Eine Nachwahl besonderer Art

Im südafrikanischen Potchefstroom geht es darum, wer künftig die Weißen vertritt  ■ Aus Johannesburg Hans Brandt

Am 19. Februar wählen 24.000 weiße Einwohner von Potchefstroom, 150 Kilometer westlich von Johannesburg, einen neuen Parlamentsabgeordneten. Aber dies ist keine normale Nachwahl, zumal die Bedeutung des Parlaments drastisch nachgelassen hat. Wichtige Entscheidungen werden jetzt in den Mehrparteienverhandlungen des „Konvents für ein demokratisches Südafrika“ (Codesa) getroffen. Und dennoch wirft die ultrarechte Konservative Partei (CP) alles in den Kampf, um der regierenden Nationalen Partei (NP) das Mandat zu entreißen. Und die NP schlägt mit allen Mitteln zurück. Denn es geht darum, wer in dieser kritischen Etappe der südafrikanischen Geschichte die Weißen vertritt.
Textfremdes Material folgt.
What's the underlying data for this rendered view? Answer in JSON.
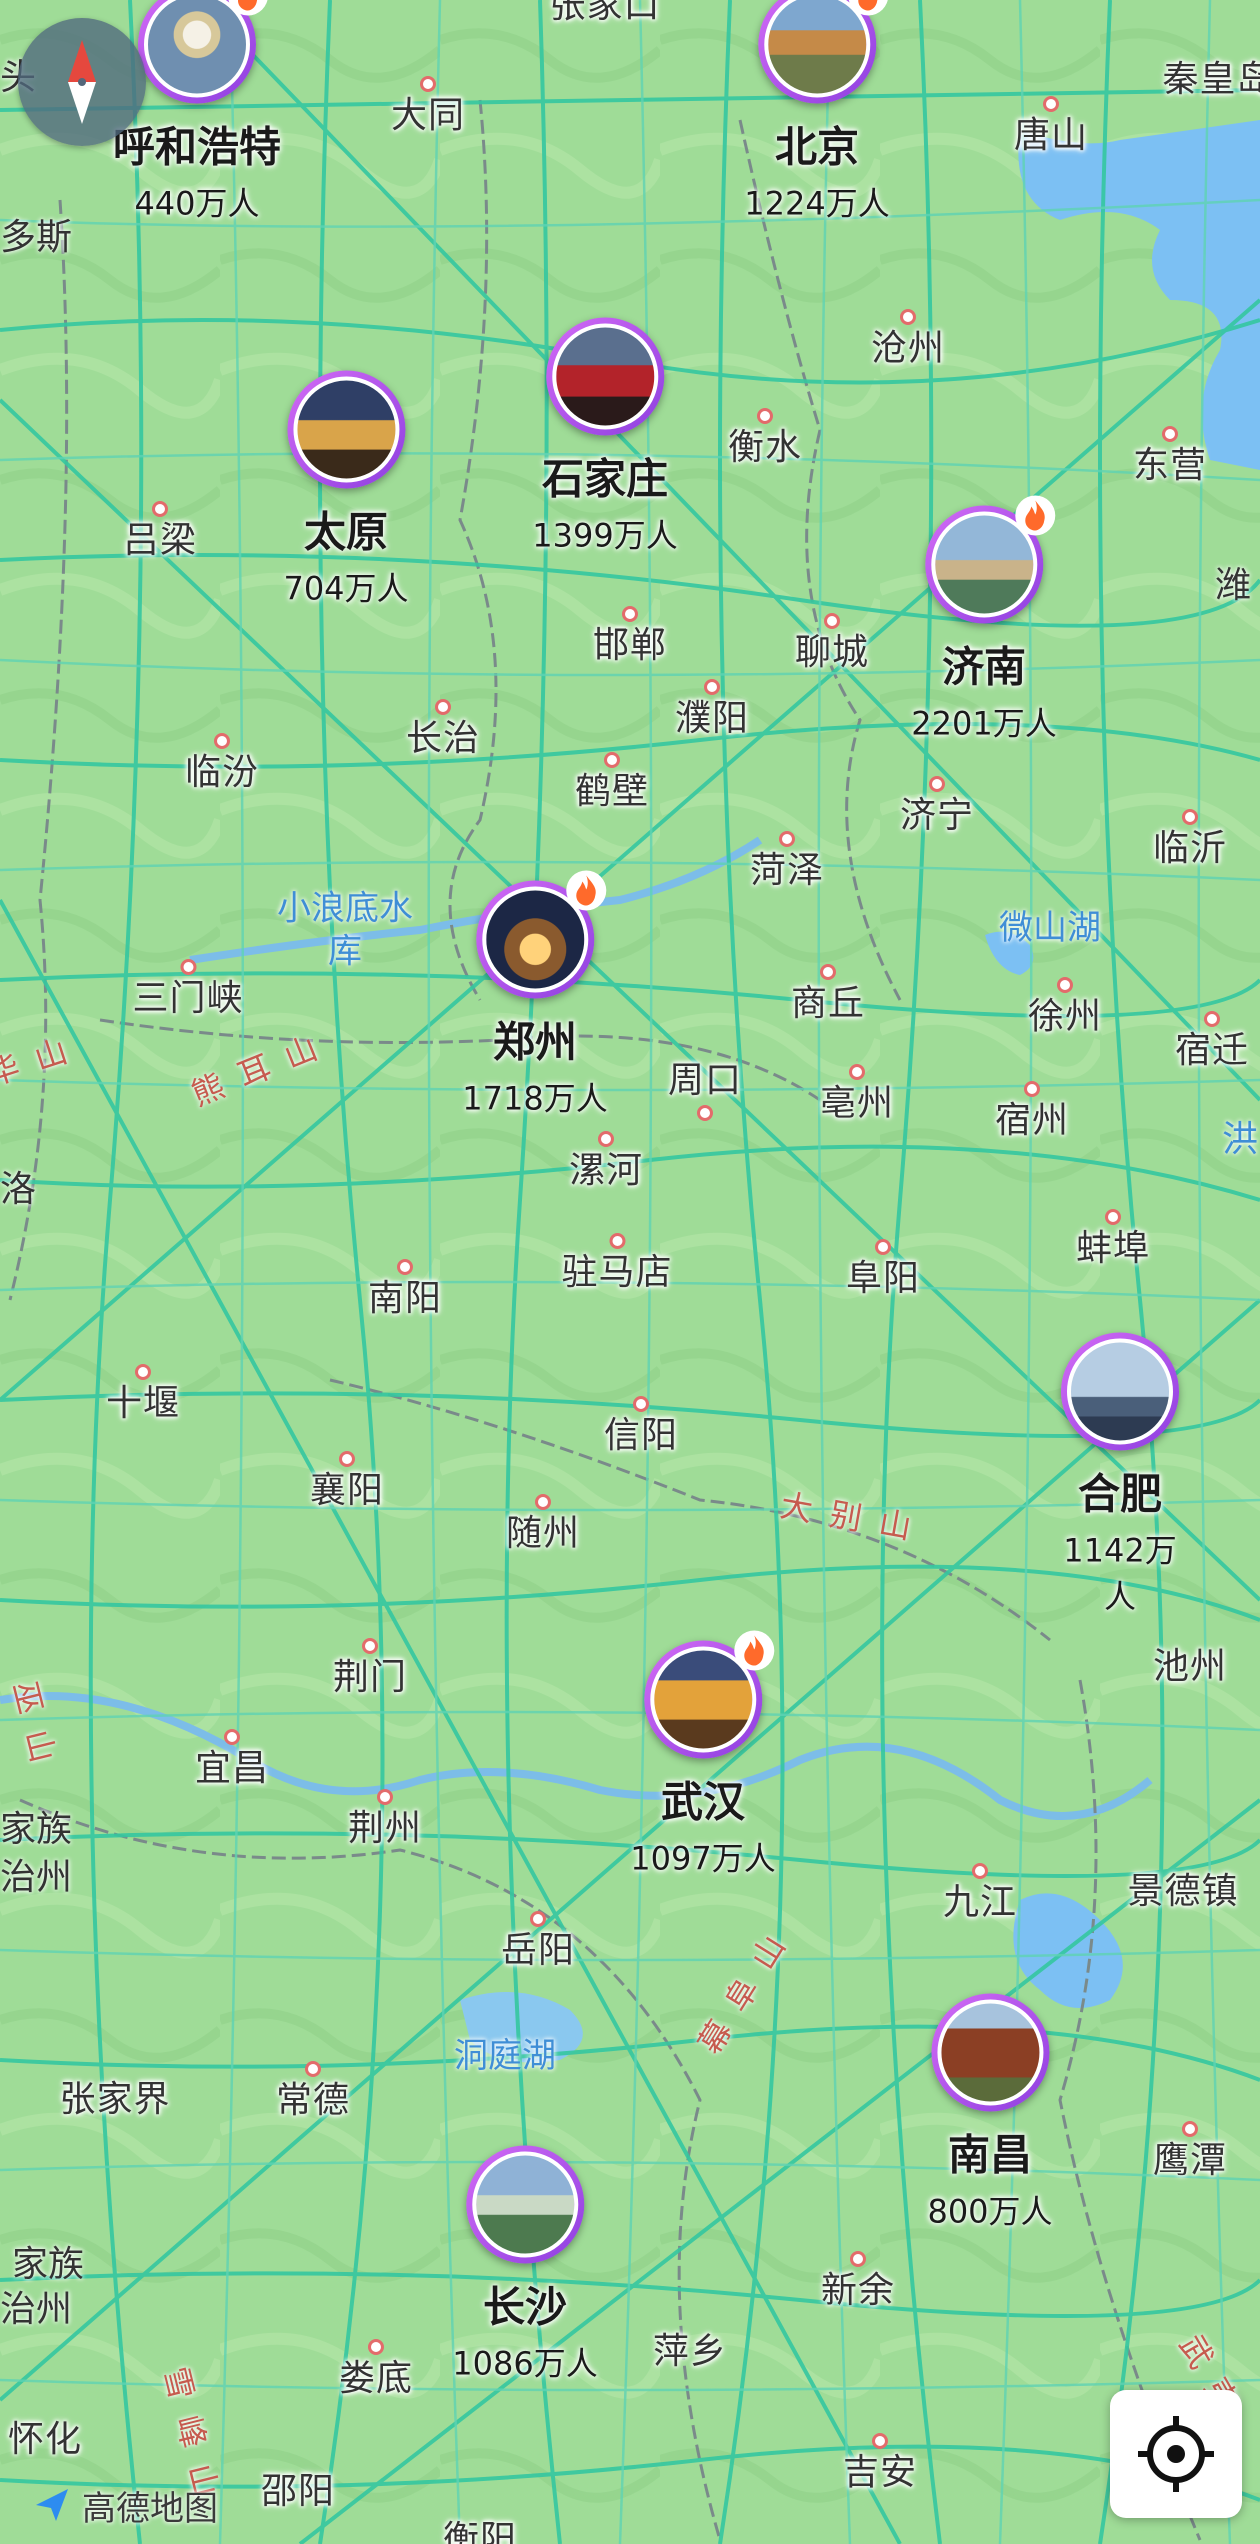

„Bei dieser Wahl geht es darum, wer für das weiße Südafrika spricht“, sagt denn auch der CP- Kandidat Andries Beyers. „Aber letztendlich ist es nur eine einzelne Schlacht in dem andauernden Freiheitskampf unseres Volkes.“ Damit meint Beyers das Ziel der CP und anderer ultrarechter Gruppierungen, einen rein weißen Staat zu erreichen, in dem Schwarze lediglich als Arbeitskräfte geduldet werden.

Der NP-Kandidat Theuns Kruger sagt auch, daß es nicht um ein Parlamentsmandat geht. Immerhin wird das derzeitige Parlament spätestens in zwei Jahren verschwinden und möglicherweise schon dieses Jahr von einer Interimsregierung vollkommen marginalisiert werden. „Es ist wichtig, daß diese Stadt dem Land ein positives Zeichen setzt“, sagt Kruger. Die NP würde einen Sieg in Potchefstroom als Bestätigung ihrer Reformpolitik interpretieren, als Unterstützung der Weißen für die Demokratisierung des Landes und die politische Gleichberechtigung der schwarzen Mehrheit.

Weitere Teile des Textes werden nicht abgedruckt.